Но в последнее время он начал отходить от заведенного порядка. У него истекал рецепт на дилантин, а он не позаботился его продлить. Дни его жизни тянулись, словно нить, которую он долго стравливал и порой распутывал. Ему стало труднее сосредотачиваться, но приступов больше не было, и дни без таблеток казались ему более свободными, вольготными. Он стал вольной птицей. Он потратил слишком много времени, дожидаясь, пока что-нибудь случится. Теперь он готов идти вперед. Однако какое-то время он сидел уставясь перед собой в пустую лазурную стену. На облупившемся фоне были нарисованы облака и всякая всячина, которая пришла ему в голову. Ему хотелось превратиться в часть стены, потом в одного из мальчиков, игравших на улице в мяч, потом в мяч. Он взлетал, отскакивал, и его ловили горячие, потные ладони.

Район Фэрчестера Риджфилд стал для него удачным началом новой жизни в пригороде. Он прожил здесь полгода, а до этого долго жил в квартире с узкими, длинными комнатами, где все окна выходили на одну сторону, а еще раньше в захламленной комнате с видом на кирпичную стену. (А какое-то время он находился в больничной палате вообще без окон.) Теперь он получил возможность перебраться на более высокий уровень.

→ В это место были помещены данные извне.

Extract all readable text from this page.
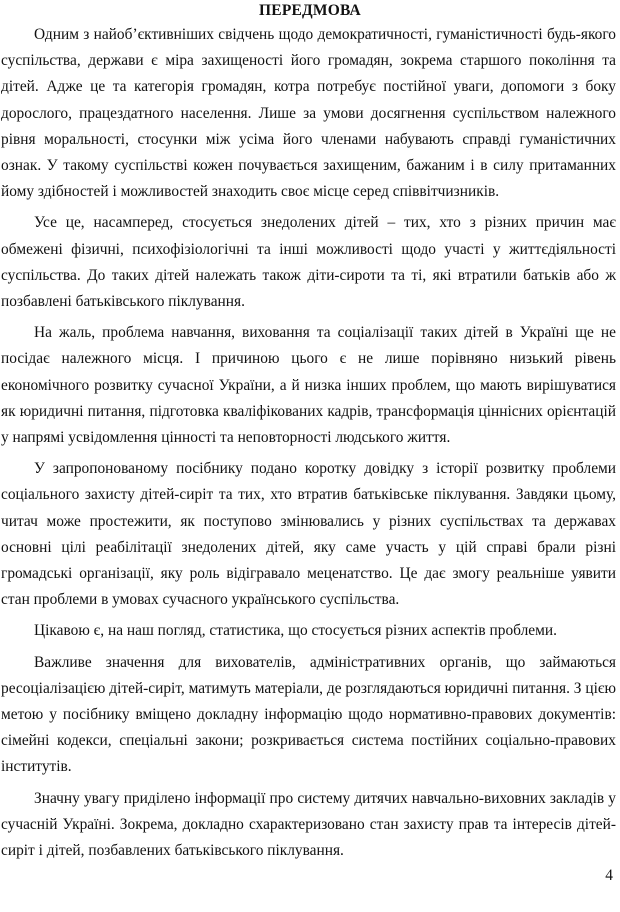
ПЕРЕДМОВА

Одним з найоб’єктивніших свідчень щодо демократичності, гуманістичності будь-якого суспільства, держави є міра захищеності його громадян, зокрема старшого покоління та дітей. Адже це та категорія громадян, котра потребує постійної уваги, допомоги з боку дорослого, працездатного населення. Лише за умови досягнення суспільством належного рівня моральності, стосунки між усіма його членами набувають справді гуманістичних ознак. У такому суспільстві кожен почувається захищеним, бажаним і в силу притаманних йому здібностей і можливостей знаходить своє місце серед співвітчизників.

Усе це, насамперед, стосується знедолених дітей – тих, хто з різних причин має обмежені фізичні, психофізіологічні та інші можливості щодо участі у життєдіяльності суспільства. До таких дітей належать також діти-сироти та ті, які втратили батьків або ж позбавлені батьківського піклування.

На жаль, проблема навчання, виховання та соціалізації таких дітей в Україні ще не посідає належного місця. І причиною цього є не лише порівняно низький рівень економічного розвитку сучасної України, а й низка інших проблем, що мають вирішуватися як юридичні питання, підготовка кваліфікованих кадрів, трансформація ціннісних орієнтацій у напрямі усвідомлення цінності та неповторності людського життя.

У запропонованому посібнику подано коротку довідку з історії розвитку проблеми соціального захисту дітей-сиріт та тих, хто втратив батьківське піклування. Завдяки цьому, читач може простежити, як поступово змінювались у різних суспільствах та державах основні цілі реабілітації знедолених дітей, яку саме участь у цій справі брали різні громадські організації, яку роль відігравало меценатство. Це дає змогу реальніше уявити стан проблеми в умовах сучасного українського суспільства.

Цікавою є, на наш погляд, статистика, що стосується різних аспектів проблеми.

Важливе значення для вихователів, адміністративних органів, що займаються ресоціалізацією дітей-сиріт, матимуть матеріали, де розглядаються юридичні питання. З цією метою у посібнику вміщено докладну інформацію щодо нормативно-правових документів: сімейні кодекси, спеціальні закони; розкривається система постійних соціально-правових інститутів.

Значну увагу приділено інформації про систему дитячих навчально-виховних закладів у сучасній Україні. Зокрема, докладно схарактеризовано стан захисту прав та інтересів дітей-сиріт і дітей, позбавлених батьківського піклування.

4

В его квартире было три комнаты, не считая кухни, и он медленно разворачивался, заполняя пространство. Когда-то он сказал себе, что мог бы жить в чулане в Детройте или подземном бункере, лишь бы как следует работали телевизор и компьютер, но в последнее время ему стало как-то неспокойно. Пригород раскинул свои травянистые улицы и тенистые дома, обещая изобилие. Дети гроздьями сбивались в начальных школах и торговых центрах, готовые к сбору урожая. По его лицу пробежала едва заметная судорога.

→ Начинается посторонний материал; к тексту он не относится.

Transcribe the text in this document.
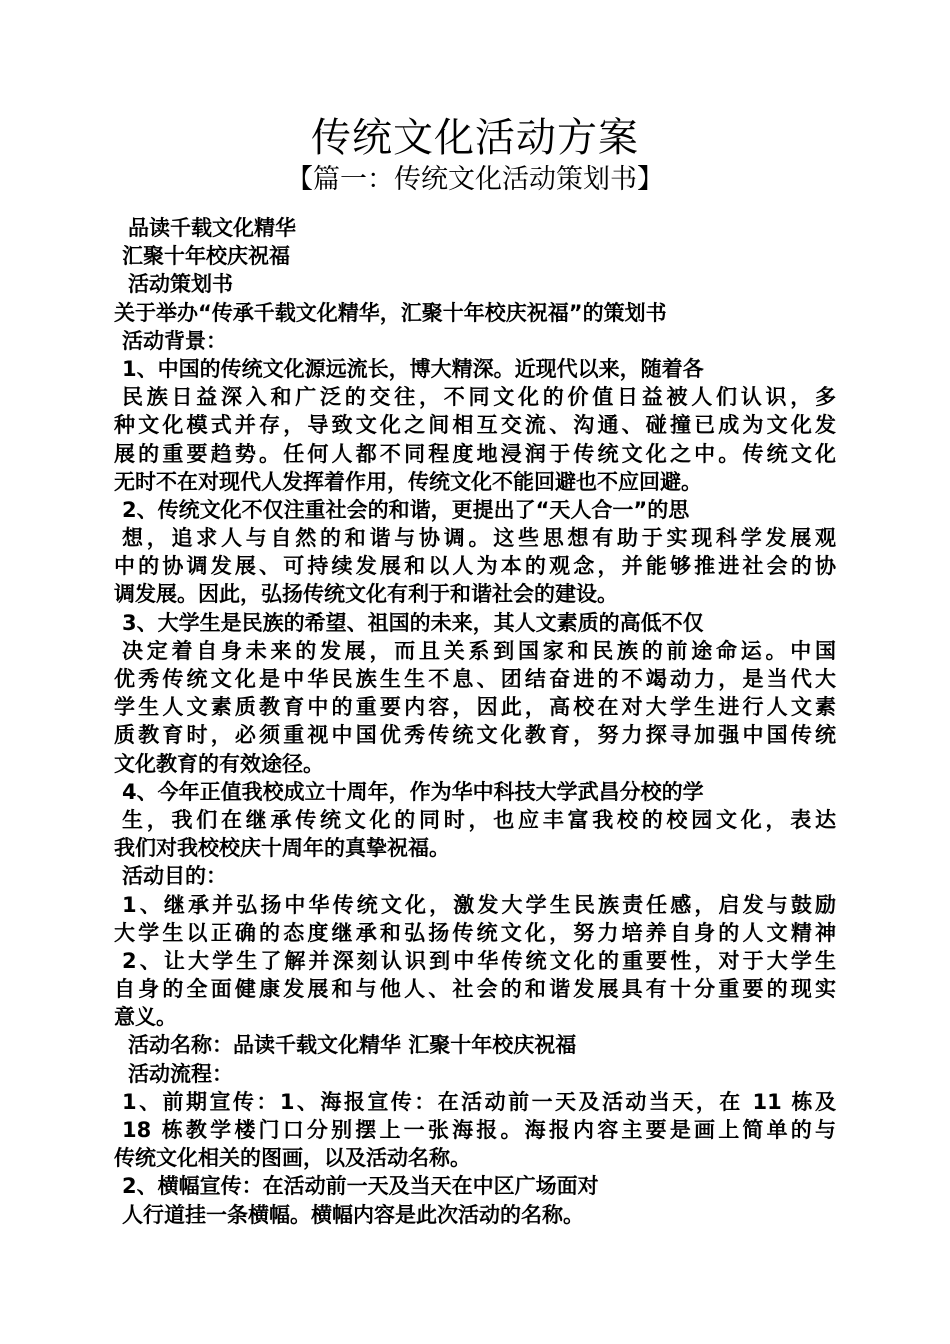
传统文化活动方案
【篇一：传统文化活动策划书】
品读千载文化精华
汇聚十年校庆祝福
活动策划书
关于举办“传承千载文化精华，汇聚十年校庆祝福”的策划书
活动背景：
1、中国的传统文化源远流长，博大精深。近现代以来，随着各
民族日益深入和广泛的交往，不同文化的价值日益被人们认识，多
种文化模式并存，导致文化之间相互交流、沟通、碰撞已成为文化发
展的重要趋势。任何人都不同程度地浸润于传统文化之中。传统文化
无时不在对现代人发挥着作用，传统文化不能回避也不应回避。
2、传统文化不仅注重社会的和谐，更提出了“天人合一”的思
想，追求人与自然的和谐与协调。这些思想有助于实现科学发展观
中的协调发展、可持续发展和以人为本的观念，并能够推进社会的协
调发展。因此，弘扬传统文化有利于和谐社会的建设。
3、大学生是民族的希望、祖国的未来，其人文素质的高低不仅
决定着自身未来的发展，而且关系到国家和民族的前途命运。中国
优秀传统文化是中华民族生生不息、团结奋进的不竭动力，是当代大
学生人文素质教育中的重要内容，因此，高校在对大学生进行人文素
质教育时，必须重视中国优秀传统文化教育，努力探寻加强中国传统
文化教育的有效途径。
4、今年正值我校成立十周年，作为华中科技大学武昌分校的学
生，我们在继承传统文化的同时，也应丰富我校的校园文化，表达
我们对我校校庆十周年的真挚祝福。
活动目的：
1、继承并弘扬中华传统文化，激发大学生民族责任感，启发与鼓励
大学生以正确的态度继承和弘扬传统文化，努力培养自身的人文精神
2、让大学生了解并深刻认识到中华传统文化的重要性，对于大学生
自身的全面健康发展和与他人、社会的和谐发展具有十分重要的现实
意义。
活动名称：品读千载文化精华 汇聚十年校庆祝福
活动流程：
1、前期宣传：1、海报宣传：在活动前一天及活动当天，在 11 栋及
18 栋教学楼门口分别摆上一张海报。海报内容主要是画上简单的与
传统文化相关的图画，以及活动名称。
2、横幅宣传：在活动前一天及当天在中区广场面对
人行道挂一条横幅。横幅内容是此次活动的名称。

В конце концов он поднялся и похлопал по карману брюк, где лежали ключи от машины. Он прошел из Голубой комнаты в Желтую, на самом деле всего лишь маленькую кухоньку, и в сотый раз подумал о Темнице, хотя даже не подошел ко входу. Это он тоже отложил на потом. В Темнице было темно и тесно, а сегодня утром ему хотелось вбирать в себя жизнь. Он вышел через заднюю дверь к машине, серому «ниссану-сентра». Давая задний ход на извилистой дорожке, он напевал про себя старую битловскую песенку «Серебряный молоток Максвелла». Слишком много сидит дома. Из-за этого летнего солнца в сентябре он почувствовал себя ребенком, и, давая газу на улице Вязов, он опустил стекло и высунул наружу руку. Он ехал к ближайшей детской площадке.